After undergoing mental health evaluations at the Forensic Psychiatry Center for Western Ohio, Dayton, in May, Puccio was ruled competent to stand trial and did not meet the statutory definition of insanity during a status conference hearing on June 27.
During the hearing, Puccio said that he had taken prescribed medication for manic depression and schizophrenia for 11 years when Wilson asked him if he took any medication on Wednesday. He also said he was on probation stemming from a February case in the Champaign County Municipal Court. In that case, Puccio was convicted of a first-degree misdemeanor for custody interference after housing a 14-year-old girl from Texas.

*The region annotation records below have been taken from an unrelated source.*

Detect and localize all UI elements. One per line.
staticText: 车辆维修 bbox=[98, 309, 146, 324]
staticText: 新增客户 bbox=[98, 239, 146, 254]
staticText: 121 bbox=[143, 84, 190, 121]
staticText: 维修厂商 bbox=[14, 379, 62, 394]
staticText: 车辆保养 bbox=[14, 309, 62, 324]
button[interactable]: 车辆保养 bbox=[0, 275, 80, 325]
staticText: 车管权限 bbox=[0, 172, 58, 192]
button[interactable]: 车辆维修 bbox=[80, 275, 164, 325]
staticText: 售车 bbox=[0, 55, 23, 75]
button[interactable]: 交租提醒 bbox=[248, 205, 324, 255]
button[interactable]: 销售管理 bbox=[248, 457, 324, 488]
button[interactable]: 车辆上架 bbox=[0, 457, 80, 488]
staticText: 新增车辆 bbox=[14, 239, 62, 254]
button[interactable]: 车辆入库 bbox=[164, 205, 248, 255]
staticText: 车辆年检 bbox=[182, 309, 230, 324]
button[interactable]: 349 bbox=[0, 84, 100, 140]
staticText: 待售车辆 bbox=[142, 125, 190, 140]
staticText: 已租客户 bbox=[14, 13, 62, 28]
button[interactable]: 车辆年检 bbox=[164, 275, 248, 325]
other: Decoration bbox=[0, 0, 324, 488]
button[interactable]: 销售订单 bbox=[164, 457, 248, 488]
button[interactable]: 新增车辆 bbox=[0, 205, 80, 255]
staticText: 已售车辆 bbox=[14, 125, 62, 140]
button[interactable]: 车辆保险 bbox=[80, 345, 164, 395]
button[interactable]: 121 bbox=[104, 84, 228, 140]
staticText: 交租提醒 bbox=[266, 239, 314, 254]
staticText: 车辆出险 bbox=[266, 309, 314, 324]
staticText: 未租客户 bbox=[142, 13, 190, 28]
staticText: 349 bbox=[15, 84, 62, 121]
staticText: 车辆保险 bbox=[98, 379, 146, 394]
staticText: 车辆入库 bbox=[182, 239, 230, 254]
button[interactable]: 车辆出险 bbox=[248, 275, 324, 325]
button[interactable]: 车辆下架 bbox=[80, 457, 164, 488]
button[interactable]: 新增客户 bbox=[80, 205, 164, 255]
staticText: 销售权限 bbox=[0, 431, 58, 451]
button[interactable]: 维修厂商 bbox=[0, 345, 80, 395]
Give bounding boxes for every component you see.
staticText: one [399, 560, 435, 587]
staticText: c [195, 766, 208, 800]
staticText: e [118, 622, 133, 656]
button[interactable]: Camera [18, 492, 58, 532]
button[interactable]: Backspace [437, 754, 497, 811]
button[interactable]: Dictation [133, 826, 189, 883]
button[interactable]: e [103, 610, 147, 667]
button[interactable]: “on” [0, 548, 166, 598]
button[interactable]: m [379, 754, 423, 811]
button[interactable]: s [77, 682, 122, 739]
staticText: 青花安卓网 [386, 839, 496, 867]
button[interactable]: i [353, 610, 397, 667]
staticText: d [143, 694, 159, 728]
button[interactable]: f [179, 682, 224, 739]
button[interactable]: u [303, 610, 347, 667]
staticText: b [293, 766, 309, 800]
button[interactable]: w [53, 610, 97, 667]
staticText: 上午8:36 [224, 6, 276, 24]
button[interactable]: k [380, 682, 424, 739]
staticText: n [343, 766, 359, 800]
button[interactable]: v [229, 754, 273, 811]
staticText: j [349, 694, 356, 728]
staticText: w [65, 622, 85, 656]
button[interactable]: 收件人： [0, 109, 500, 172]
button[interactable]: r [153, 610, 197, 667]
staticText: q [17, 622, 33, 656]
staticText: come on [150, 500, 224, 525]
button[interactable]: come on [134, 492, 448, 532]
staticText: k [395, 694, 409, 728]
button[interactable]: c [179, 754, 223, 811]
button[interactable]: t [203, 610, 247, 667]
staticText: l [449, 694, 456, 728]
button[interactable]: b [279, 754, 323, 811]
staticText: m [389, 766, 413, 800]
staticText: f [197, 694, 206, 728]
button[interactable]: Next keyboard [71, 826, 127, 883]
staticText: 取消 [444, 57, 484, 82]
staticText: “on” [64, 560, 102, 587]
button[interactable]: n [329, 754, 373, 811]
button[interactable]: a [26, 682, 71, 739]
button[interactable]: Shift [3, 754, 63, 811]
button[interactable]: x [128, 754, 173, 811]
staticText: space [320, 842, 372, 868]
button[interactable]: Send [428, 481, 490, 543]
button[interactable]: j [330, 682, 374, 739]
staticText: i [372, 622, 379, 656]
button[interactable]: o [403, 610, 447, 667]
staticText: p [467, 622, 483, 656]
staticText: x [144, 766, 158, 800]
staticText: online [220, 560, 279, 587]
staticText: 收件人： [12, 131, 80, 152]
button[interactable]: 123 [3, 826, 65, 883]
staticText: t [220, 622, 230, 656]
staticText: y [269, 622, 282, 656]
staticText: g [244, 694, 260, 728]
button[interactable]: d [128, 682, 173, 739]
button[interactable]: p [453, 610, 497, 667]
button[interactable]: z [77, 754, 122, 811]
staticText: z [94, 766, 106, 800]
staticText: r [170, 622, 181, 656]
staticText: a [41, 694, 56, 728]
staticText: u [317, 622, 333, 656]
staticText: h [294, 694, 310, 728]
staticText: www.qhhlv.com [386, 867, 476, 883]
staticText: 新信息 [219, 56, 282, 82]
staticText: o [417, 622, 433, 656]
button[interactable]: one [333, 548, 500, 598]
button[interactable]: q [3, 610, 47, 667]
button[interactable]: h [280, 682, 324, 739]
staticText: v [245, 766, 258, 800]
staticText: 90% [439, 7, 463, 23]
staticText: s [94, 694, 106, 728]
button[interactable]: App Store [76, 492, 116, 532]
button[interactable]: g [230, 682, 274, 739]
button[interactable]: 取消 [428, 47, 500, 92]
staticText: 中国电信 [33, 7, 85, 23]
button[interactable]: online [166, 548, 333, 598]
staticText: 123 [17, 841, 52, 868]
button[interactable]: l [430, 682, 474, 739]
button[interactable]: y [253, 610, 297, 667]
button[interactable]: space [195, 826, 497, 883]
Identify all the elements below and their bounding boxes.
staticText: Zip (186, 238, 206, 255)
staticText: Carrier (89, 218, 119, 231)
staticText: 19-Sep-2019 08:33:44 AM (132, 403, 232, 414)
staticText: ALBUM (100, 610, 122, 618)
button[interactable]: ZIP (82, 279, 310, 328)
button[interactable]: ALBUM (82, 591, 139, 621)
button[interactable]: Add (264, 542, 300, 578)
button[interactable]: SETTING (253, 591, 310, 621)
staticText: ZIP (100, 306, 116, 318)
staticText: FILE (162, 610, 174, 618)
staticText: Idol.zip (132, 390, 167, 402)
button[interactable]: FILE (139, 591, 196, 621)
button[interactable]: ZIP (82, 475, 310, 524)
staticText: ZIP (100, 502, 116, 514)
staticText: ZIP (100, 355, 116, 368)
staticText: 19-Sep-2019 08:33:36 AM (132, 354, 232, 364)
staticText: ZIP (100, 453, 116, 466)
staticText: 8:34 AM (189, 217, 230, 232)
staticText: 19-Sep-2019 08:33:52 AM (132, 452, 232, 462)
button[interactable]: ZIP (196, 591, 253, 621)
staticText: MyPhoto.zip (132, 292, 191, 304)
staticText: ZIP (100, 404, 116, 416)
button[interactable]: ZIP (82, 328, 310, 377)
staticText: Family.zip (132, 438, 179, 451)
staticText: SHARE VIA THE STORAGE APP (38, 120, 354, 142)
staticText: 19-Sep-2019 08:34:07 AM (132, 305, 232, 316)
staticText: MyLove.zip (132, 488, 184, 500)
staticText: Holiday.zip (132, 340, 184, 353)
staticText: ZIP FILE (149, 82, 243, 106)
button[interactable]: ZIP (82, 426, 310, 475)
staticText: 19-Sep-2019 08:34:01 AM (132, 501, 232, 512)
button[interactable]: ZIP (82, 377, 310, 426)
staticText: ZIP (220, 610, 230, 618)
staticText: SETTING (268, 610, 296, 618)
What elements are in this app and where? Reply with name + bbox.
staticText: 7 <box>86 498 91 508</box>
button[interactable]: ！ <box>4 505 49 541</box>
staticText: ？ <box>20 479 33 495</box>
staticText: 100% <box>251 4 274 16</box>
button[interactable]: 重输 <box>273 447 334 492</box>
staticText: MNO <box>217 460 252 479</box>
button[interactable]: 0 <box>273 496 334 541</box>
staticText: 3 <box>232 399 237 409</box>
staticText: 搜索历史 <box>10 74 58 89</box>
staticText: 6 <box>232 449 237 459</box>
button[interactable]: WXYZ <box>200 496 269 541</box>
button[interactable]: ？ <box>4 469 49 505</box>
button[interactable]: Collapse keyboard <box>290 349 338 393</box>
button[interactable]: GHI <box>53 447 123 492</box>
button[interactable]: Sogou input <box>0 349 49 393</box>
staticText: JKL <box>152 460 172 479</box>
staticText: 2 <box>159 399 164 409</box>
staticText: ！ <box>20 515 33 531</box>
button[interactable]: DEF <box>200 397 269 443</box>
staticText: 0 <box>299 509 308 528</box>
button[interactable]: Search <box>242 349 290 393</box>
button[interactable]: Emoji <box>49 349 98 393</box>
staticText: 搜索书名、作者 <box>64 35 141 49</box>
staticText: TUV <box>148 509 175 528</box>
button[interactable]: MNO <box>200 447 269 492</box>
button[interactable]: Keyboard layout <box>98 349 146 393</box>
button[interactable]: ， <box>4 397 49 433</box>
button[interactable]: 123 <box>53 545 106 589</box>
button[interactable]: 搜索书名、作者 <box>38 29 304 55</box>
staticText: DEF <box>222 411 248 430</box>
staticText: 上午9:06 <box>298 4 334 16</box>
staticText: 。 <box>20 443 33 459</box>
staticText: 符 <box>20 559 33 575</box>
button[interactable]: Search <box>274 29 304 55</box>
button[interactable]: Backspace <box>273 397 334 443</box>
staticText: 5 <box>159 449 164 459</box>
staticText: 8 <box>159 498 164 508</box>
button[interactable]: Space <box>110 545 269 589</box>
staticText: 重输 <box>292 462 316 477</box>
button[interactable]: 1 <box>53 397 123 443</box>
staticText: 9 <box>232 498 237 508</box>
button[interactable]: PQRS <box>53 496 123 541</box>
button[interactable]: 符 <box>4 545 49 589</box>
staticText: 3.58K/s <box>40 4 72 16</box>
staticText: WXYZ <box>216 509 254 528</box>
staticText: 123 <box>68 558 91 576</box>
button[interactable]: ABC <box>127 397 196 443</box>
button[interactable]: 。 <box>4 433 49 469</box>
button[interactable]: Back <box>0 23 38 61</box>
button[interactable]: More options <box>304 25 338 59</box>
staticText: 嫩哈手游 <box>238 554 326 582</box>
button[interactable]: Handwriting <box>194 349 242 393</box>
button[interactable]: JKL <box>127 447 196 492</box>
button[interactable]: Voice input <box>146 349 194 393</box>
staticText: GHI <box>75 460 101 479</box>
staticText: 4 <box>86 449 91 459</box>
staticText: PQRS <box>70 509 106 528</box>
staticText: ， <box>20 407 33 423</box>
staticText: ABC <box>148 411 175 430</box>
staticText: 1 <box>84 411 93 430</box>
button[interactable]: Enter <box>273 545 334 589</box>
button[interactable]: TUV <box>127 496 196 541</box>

Co-defendant Sharon K. Cook, 26, also pleaded guilty to complicity to abuse of a corpse, complicity to gross abuse of a corpse, complicity to tampering with evidence and two counts of failure to report a crime during a hearing on Wednesday. A charge of complicity to obstructing justice was dismissed and a motion to suppress was vacated.
The motion asked the court to suppress an earlier statement by Cook contending that she did not understand and could not waive her Miranda rights. During a June 11 status hearing, the court accepted a report from the Dayton forensic center that found Cook competent to stand trial.
On each individual charge, Cook faces a possible 30 day jail sentence, $250 fine for both failure to report a crime charges, a 90 day jail sentence, $750 fine for the complicity to abuse of a corpse charge, a six to 12 month prison sentence and $2,500 fine for the complicity to gross abuse of a corpse charge and a nine to 36 month prison sentence and $10,000 fine on the complicity to tampering with evidence charge.
Cook is scheduled to be sentenced on Aug. 20 at 10 a.m.
The other three co-defendants are scheduled to appear in court today for attorney conferences at 2:30 p.m. for Kandis J. Forney, 25, 3 p.m. for Christopher J. Wright, 37, and 3:30 p.m. for Andrew P. Forney, 26.
The five co-defendants were arrested on March 30. All five suspects are in the Tri-County Regional Jail, Mechanicsburg.